Our overall search strategy is bounded breadth-first search in which we build up solutions to the plaintexts in parallel ("solution pairs") incrementally from beginning to end. Given a set of partial solution pairs, each of which has an associated probability, we append every possible letter to every solution pair, thus increasing the length of each solution pair by one letter (and thus increasing the size of the solution set by a factor of 46). We then retain only the 1,000 highest-probability solution pairs. The output is the single, highest-probability complete solution pair.

By appending a letter to a solution pair we really mean appending letters to each plaintext solution in the pair, where the letters are related as determined by the difference in the ciphertexts at that point. The probability of a solution pair is the product of the probabilities of each plaintext solution. The probability of a plaintext solution (stated more accurately, the probability that results from adding a letter to a plaintext solution) is the product of the solution's prior probability and the N-gram conditional probability of the last N letters. For example, suppose that we are using 3-grams and that a plaintext solution has prior probability V and 2-letter suffix "TH". Then the probability that results from adding letter "E" to the solution is V*P("E"|"TH"). If the other solution in the pair has prior probability W and suffix "AN", and if adding letter "E" to the first solution implies adding letter "Y" to the second solution, then the overall probability of the solution pair is given by V*P("E"|"TH")*W*P("Y"|"AN").

For given N, the search is seeded using every N-gram observed in the training corpus as the first N letters of the first plaintext solution.

Implementation

N-grams of all lengths up to a maximum value for N are stored in a single trie data structure.
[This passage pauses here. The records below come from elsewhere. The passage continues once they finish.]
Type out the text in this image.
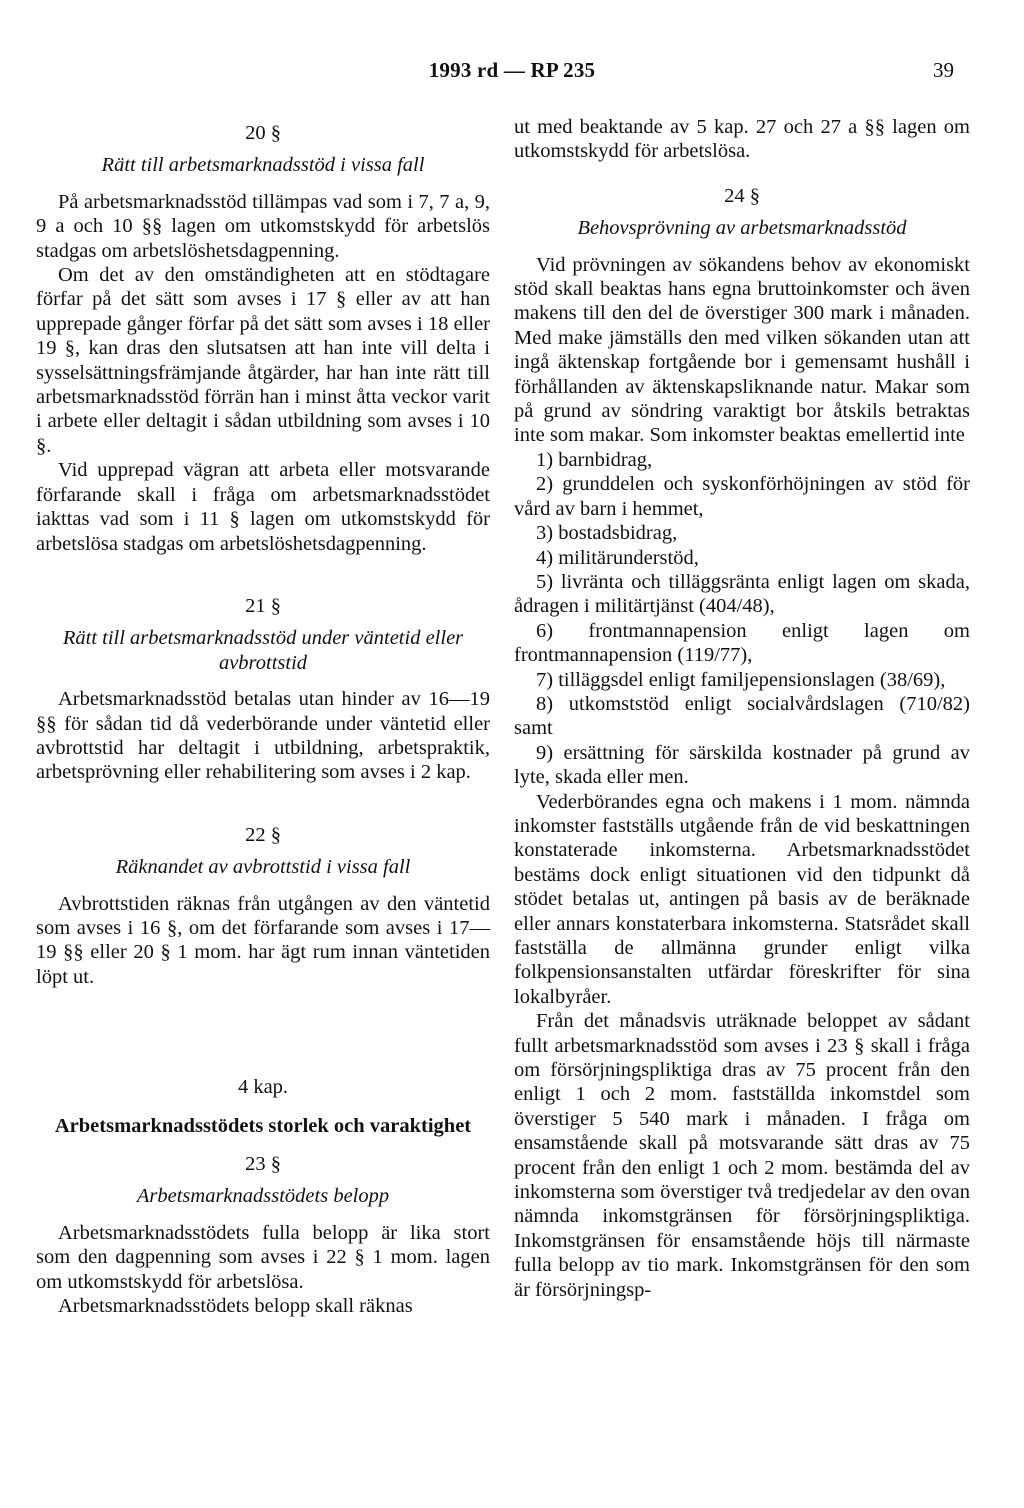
1993 rd — RP 235	39

20 §

Rätt till arbetsmarknadsstöd i vissa fall

På arbetsmarknadsstöd tillämpas vad som i 7, 7 a, 9, 9 a och 10 §§ lagen om utkomstskydd för arbetslös stadgas om arbetslöshetsdagpenning.

Om det av den omständigheten att en stödtagare förfar på det sätt som avses i 17 § eller av att han upprepade gånger förfar på det sätt som avses i 18 eller 19 §, kan dras den slutsatsen att han inte vill delta i sysselsättningsfrämjande åtgärder, har han inte rätt till arbetsmarknadsstöd förrän han i minst åtta veckor varit i arbete eller deltagit i sådan utbildning som avses i 10 §.

Vid upprepad vägran att arbeta eller motsvarande förfarande skall i fråga om arbetsmarknadsstödet iakttas vad som i 11 § lagen om utkomstskydd för arbetslösa stadgas om arbetslöshetsdagpenning.

21 §

Rätt till arbetsmarknadsstöd under väntetid eller avbrottstid

Arbetsmarknadsstöd betalas utan hinder av 16—19 §§ för sådan tid då vederbörande under väntetid eller avbrottstid har deltagit i utbildning, arbetspraktik, arbetsprövning eller rehabilitering som avses i 2 kap.

22 §

Räknandet av avbrottstid i vissa fall

Avbrottstiden räknas från utgången av den väntetid som avses i 16 §, om det förfarande som avses i 17—19 §§ eller 20 § 1 mom. har ägt rum innan väntetiden löpt ut.

4 kap.

Arbetsmarknadsstödets storlek och varaktighet

23 §

Arbetsmarknadsstödets belopp

Arbetsmarknadsstödets fulla belopp är lika stort som den dagpenning som avses i 22 § 1 mom. lagen om utkomstskydd för arbetslösa.

Arbetsmarknadsstödets belopp skall räknas

ut med beaktande av 5 kap. 27 och 27 a §§ lagen om utkomstskydd för arbetslösa.

24 §

Behovsprövning av arbetsmarknadsstöd

Vid prövningen av sökandens behov av ekonomiskt stöd skall beaktas hans egna bruttoinkomster och även makens till den del de överstiger 300 mark i månaden. Med make jämställs den med vilken sökanden utan att ingå äktenskap fortgående bor i gemensamt hushåll i förhållanden av äktenskapsliknande natur. Makar som på grund av söndring varaktigt bor åtskils betraktas inte som makar. Som inkomster beaktas emellertid inte

1) barnbidrag,

2) grunddelen och syskonförhöjningen av stöd för vård av barn i hemmet,

3) bostadsbidrag,

4) militärunderstöd,

5) livränta och tilläggsränta enligt lagen om skada, ådragen i militärtjänst (404/48),

6) frontmannapension enligt lagen om frontmannapension (119/77),

7) tilläggsdel enligt familjepensionslagen (38/69),

8) utkomststöd enligt socialvårdslagen (710/82) samt

9) ersättning för särskilda kostnader på grund av lyte, skada eller men.

Vederbörandes egna och makens i 1 mom. nämnda inkomster fastställs utgående från de vid beskattningen konstaterade inkomsterna. Arbetsmarknadsstödet bestäms dock enligt situationen vid den tidpunkt då stödet betalas ut, antingen på basis av de beräknade eller annars konstaterbara inkomsterna. Statsrådet skall fastställa de allmänna grunder enligt vilka folkpensionsanstalten utfärdar föreskrifter för sina lokalbyråer.

Från det månadsvis uträknade beloppet av sådant fullt arbetsmarknadsstöd som avses i 23 § skall i fråga om försörjningspliktiga dras av 75 procent från den enligt 1 och 2 mom. fastställda inkomstdel som överstiger 5 540 mark i månaden. I fråga om ensamstående skall på motsvarande sätt dras av 75 procent från den enligt 1 och 2 mom. bestämda del av inkomsterna som överstiger två tredjedelar av den ovan nämnda inkomstgränsen för försörjningspliktiga. Inkomstgränsen för ensamstående höjs till närmaste fulla belopp av tio mark. Inkomstgränsen för den som är försörjningsp-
The root node (which is purely structural) is at level 0; N-grams are stored at level N. The path to a node defines the N-gram's prefix; the node itself stores a letter, a conditional probability that the letter occurs after the prefix, and an "escape probability" that a letter unobserved in the training corpus follows the N-gram. For example:

root, N/A, escape=P(unobserved)
  |
  +---"A", P("A"), escape=P(unobserved|"A")
  |     |
  |     +---"B", P("B"|"A"), escape=P(unobserved|"AB")
  |
  +---"Q", P("Q"), escape=P(unobserved|"Q")
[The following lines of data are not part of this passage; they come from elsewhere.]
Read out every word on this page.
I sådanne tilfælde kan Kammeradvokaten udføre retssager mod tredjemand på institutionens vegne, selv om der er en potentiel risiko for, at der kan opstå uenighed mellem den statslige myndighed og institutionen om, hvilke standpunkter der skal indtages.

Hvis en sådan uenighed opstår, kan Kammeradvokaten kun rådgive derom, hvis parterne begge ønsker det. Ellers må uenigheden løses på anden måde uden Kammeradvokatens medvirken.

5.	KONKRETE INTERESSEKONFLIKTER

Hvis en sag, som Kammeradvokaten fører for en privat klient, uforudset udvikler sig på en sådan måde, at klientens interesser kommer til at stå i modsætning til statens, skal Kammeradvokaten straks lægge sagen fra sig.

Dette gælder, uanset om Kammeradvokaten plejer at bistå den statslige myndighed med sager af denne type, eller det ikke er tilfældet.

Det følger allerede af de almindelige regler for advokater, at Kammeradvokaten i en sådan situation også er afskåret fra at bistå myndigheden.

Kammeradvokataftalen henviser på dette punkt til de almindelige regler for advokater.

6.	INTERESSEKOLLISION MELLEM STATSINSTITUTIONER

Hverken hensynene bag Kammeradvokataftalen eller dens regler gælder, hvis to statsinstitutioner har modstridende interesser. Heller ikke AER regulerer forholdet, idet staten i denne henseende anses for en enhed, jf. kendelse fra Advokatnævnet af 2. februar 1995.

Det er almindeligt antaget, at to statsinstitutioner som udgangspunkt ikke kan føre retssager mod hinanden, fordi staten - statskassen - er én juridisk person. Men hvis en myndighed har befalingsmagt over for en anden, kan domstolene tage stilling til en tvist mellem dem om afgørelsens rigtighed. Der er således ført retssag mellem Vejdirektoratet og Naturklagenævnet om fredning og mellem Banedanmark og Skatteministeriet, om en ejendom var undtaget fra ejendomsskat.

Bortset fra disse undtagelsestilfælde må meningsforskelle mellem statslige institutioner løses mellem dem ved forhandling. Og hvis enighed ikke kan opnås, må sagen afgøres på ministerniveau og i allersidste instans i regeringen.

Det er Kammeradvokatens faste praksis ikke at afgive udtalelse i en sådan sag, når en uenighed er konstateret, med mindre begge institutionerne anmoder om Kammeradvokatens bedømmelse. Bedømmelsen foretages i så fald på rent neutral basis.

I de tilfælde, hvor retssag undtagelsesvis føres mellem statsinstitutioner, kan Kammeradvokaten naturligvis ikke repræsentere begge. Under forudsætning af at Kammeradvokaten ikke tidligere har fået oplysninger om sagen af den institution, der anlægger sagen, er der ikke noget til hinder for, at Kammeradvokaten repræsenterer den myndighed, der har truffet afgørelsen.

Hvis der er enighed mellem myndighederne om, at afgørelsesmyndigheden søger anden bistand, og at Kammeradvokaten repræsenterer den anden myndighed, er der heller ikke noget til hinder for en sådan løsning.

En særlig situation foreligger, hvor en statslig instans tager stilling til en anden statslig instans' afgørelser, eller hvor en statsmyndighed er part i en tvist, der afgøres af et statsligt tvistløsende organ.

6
Note that, to avoid underflow, instead of storing probabilities we actually store negative logarithms of probabilities; instead of multiplying probabilities we add them; and instead of maximizing probabilities we minimize the negative logarithms.

We created N-gram conditional probability distributions (technically, maximum likelihood estimators) by training on the following corpus, all downloaded from Project Gutenberg:

Adventures of Huckleberry Finn (#76)
The Adventures of Sherlock Holmes (#1661)
Alice's Adventures in Wonderland (#11)
Moby Dick (#15)
Pride and Prejudice (#1342)
War and Peace (#2600)

Corpus text was uppercased and characters outside the 46-letter problem alphabet were converted to spaces. Sequences of spaces were then collapsed to single spaces.

Results

The decryptions using different N-gram lengths are shown below. The complete and accurate solution was found by Googling for phrases that appear in the 6-gram decryption. It was easily determined that the plaintexts are excerpts from The Mayor of Casterbridge by Thomas Hardy and The Voyage of the Beagle by Charles Darwin, respectively.

Watching the solutions slowly appear was nothing short of magical. Out of all possible messages that might have been sent, which messages were actually sent? Only the most likely!